Her story emerged in the aftermath of revelations last year that St Patrick’s Guild had incorrectly registered at least 126 births, a number that has since grown. Tusla, the child and family agency, is still in the process of contacting those affected.

Ms Maguire considered taking a DNA test when she became alarmed by developments at the society, according to a media report.

It is understood solicitors acting on her behalf are now preparing legal letters informing St Patrick’s Guild, the Adoption Authority of Ireland and the State of pending legal action relating to the case.

Ms Maguire, according to the report, later discovered her biological daughter had been adopted by a couple after she had left her in the care of the nuns for six weeks in 1966. It is unclear if this adoption was intentional or not.

Joan Burton, the Labour TD adopted through St Patrick’s Guild who has been pushing for reform in the area of adoption rights, described the case as “every parent and adopted child’s worst nightmare”.

It will raise further questions over how adoptions were managed at the Blackrock-based adoption society, which was run by the Religious Sisters of Charity order.

In an interview in the Irish Independent last Saturday, in which Ms Maguire and Ms Shipsey went public with their story, Ms Shipsey said she felt “very lonely” after they got the DNA results.
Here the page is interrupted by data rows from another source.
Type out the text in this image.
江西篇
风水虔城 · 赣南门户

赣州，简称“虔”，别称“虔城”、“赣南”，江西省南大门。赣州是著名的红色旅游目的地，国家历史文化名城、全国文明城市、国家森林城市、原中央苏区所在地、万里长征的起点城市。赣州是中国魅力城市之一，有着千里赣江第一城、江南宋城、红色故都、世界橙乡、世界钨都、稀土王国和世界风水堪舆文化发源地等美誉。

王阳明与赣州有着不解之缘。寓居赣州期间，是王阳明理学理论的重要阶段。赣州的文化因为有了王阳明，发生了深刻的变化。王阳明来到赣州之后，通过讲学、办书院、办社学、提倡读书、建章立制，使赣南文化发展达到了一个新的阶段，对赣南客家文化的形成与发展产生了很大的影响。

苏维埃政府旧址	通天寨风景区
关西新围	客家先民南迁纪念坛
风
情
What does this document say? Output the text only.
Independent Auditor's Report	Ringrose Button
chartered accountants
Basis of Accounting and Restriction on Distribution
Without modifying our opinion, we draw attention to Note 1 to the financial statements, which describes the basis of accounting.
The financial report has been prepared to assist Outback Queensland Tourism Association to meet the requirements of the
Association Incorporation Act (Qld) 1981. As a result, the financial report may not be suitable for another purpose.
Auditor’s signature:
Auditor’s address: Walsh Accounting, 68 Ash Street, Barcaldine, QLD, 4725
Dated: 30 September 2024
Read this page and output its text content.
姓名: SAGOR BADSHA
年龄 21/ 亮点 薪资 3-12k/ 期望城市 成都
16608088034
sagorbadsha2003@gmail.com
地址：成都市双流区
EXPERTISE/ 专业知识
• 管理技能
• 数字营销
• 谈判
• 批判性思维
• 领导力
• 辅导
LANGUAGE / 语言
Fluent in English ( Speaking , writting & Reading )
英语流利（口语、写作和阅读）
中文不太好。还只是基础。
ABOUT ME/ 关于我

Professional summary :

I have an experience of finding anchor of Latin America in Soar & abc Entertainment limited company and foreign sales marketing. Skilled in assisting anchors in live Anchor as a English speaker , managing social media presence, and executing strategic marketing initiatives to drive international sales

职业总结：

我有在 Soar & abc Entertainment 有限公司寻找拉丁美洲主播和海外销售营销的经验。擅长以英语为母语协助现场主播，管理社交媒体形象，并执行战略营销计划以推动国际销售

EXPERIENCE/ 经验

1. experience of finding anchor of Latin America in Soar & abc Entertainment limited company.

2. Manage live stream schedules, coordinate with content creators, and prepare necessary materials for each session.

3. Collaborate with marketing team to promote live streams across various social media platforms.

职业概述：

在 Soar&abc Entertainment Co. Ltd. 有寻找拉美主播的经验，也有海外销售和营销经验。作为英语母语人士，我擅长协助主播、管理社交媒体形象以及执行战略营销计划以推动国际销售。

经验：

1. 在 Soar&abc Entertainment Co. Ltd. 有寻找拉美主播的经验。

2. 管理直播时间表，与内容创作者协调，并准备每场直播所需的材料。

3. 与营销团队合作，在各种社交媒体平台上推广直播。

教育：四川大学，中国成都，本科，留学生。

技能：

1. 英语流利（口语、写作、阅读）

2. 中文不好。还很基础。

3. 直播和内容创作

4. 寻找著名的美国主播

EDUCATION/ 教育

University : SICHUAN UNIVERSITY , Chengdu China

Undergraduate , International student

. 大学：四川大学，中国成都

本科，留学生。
It has raised questions for both women – the fate of Ms Maguire’s biological daughter, and Ms Skipsey’s identity.

“Christine will always be my daughter as far as I am concerned. She is still my baby and I love Christine to bits,” Ms Maguire said in the interview.

The women have been in touch with Tusla for assistance. The Religious Sisters of Charity order did not immediately respond to requests for comment.

Ms Maguire is being represented by Coleman Legal Partners, the Dublin law firm involved in several other cases relating to illegal adoptions at St Patrick’s Guild.